WHEN part of a farm came on the market a couple saw an opportunity for the modern life rather than the Good Life.

Carlo and Julie Fanciullacci bought the plot and lived in the small farm bungalow that came with it for a year. Then they began to create one of the most striking new homes in the area.

Planning permission was granted for the scheme which involved demolishing the bungalow at Charlton Marshall and creating Dairy Farm Lodge, a superb modern five-bedroom home, in its place.

To create Dairy Farm Lodge they moved out of the bungalow and made a caravan their home for more than three months.

They survived various project problems along the way and even escaped unhurt when a runaway tractor demolished half their caravan when it crashed through a hedge and right through their bedroom.

Carlo said: “Luckily Julie was walking the dogs at the time and I had just walked out of the caravan to deliver some keys.
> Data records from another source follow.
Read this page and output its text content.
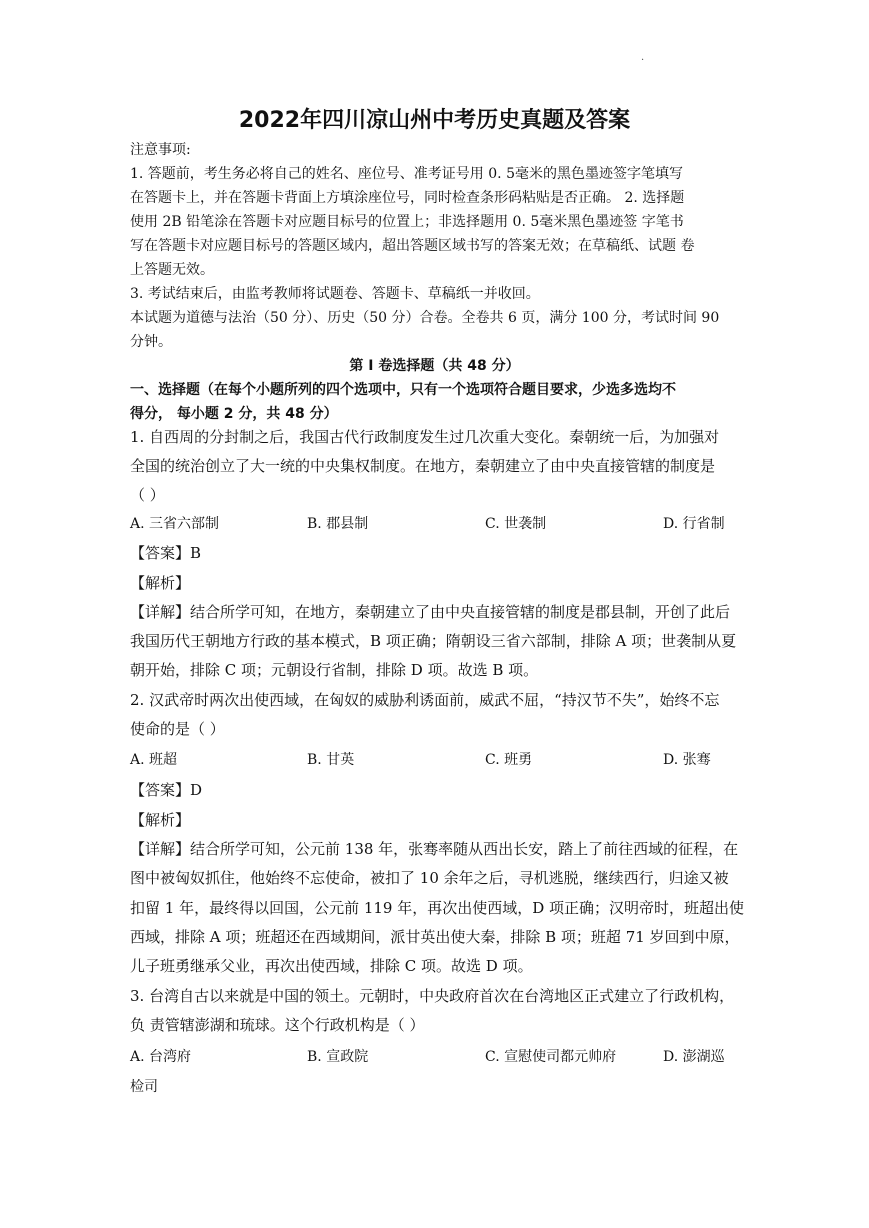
·
2022年四川凉山州中考历史真题及答案
注意事项:
1. 答题前，考生务必将自己的姓名、座位号、准考证号用 0. 5毫米的黑色墨迹签字笔填写
在答题卡上，并在答题卡背面上方填涂座位号，同时检查条形码粘贴是否正确。 2. 选择题
使用 2B 铅笔涂在答题卡对应题目标号的位置上；非选择题用 0. 5毫米黑色墨迹签 字笔书
写在答题卡对应题目标号的答题区域内，超出答题区域书写的答案无效；在草稿纸、试题 卷
上答题无效。
3. 考试结束后，由监考教师将试题卷、答题卡、草稿纸一并收回。
本试题为道德与法治（50 分）、历史（50 分）合卷。全卷共 6 页，满分 100 分，考试时间 90
分钟。
第 I 卷选择题（共 48 分）
一、选择题（在每个小题所列的四个选项中，只有一个选项符合题目要求，少选多选均不
得分， 每小题 2 分，共 48 分）
1. 自西周的分封制之后，我国古代行政制度发生过几次重大变化。秦朝统一后，为加强对
全国的统治创立了大一统的中央集权制度。在地方，秦朝建立了由中央直接管辖的制度是
（ ）
A. 三省六部制	B. 郡县制	C. 世袭制	D. 行省制
【答案】B
【解析】
【详解】结合所学可知，在地方，秦朝建立了由中央直接管辖的制度是郡县制，开创了此后
我国历代王朝地方行政的基本模式，B 项正确；隋朝设三省六部制，排除 A 项；世袭制从夏
朝开始，排除 C 项；元朝设行省制，排除 D 项。故选 B 项。
2. 汉武帝时两次出使西域，在匈奴的威胁利诱面前，威武不屈，“持汉节不失”，始终不忘
使命的是（ ）
A. 班超	B. 甘英	C. 班勇	D. 张骞
【答案】D
【解析】
【详解】结合所学可知，公元前 138 年，张骞率随从西出长安，踏上了前往西域的征程，在
图中被匈奴抓住，他始终不忘使命，被扣了 10 余年之后，寻机逃脱，继续西行，归途又被
扣留 1 年，最终得以回国，公元前 119 年，再次出使西域，D 项正确；汉明帝时，班超出使
西域，排除 A 项；班超还在西域期间，派甘英出使大秦，排除 B 项；班超 71 岁回到中原，
儿子班勇继承父业，再次出使西域，排除 C 项。故选 D 项。
3. 台湾自古以来就是中国的领土。元朝时，中央政府首次在台湾地区正式建立了行政机构，
负 责管辖澎湖和琉球。这个行政机构是（ ）
A. 台湾府	B. 宣政院	C. 宣慰使司都元帅府	D. 澎湖巡
检司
It was a pure accident but it left us a bit shaky.”

Julie said: “We were also left homeless but eventually the insurers provided us with a cottage to stay in over the winter.”

Meanwhile Carlo was acting as project manager for their new home which was slowly taking form on a gentle rise overlooking the Stour Valley.

He said: “It was a wonderful job for me. My career involved long major IT projects in offices, so to get outside with these views and actually be working for myself was wonderful.”

The couple used recommended craftsmen to create their new home from its block and beam base to its innovative zinc roof.

Carlo said: “Perhaps one of the most striking aspects of our new house is its walls.

“They are made of nine-inch thermolite blocks wrapped in an insulation jacket which makes the house very warm which is clearly important for fuel bills.”

With the structure mostly complete Julie then turned her attention to the interior which she said ‘largely evolved’.

She added: “The house just talked to me. You look at each room and you kind of work with it rather than try and fit your ideas in to it.

“One aspect of the house was thought of well before it was completed and it involved using Tuscan red bricks for a fireplace wall in the family room area and it works really well because it helps to give the room a warmth.

It would have been all too easy to just continue the modern theme of white, but by breaking it up a bit you help to give the house some character.”

Carlo said: “This was a project that we took on as something we could do together rather than go to work in an office.

“We are now looking for our next project which will probably be a modern house again, possibly as a barn conversion and hopefully with the same designer, Tony Holt, who has been brilliant.”

Julie said: “We are looking at the New Forest because that is where we are from and we want to move back to the area.”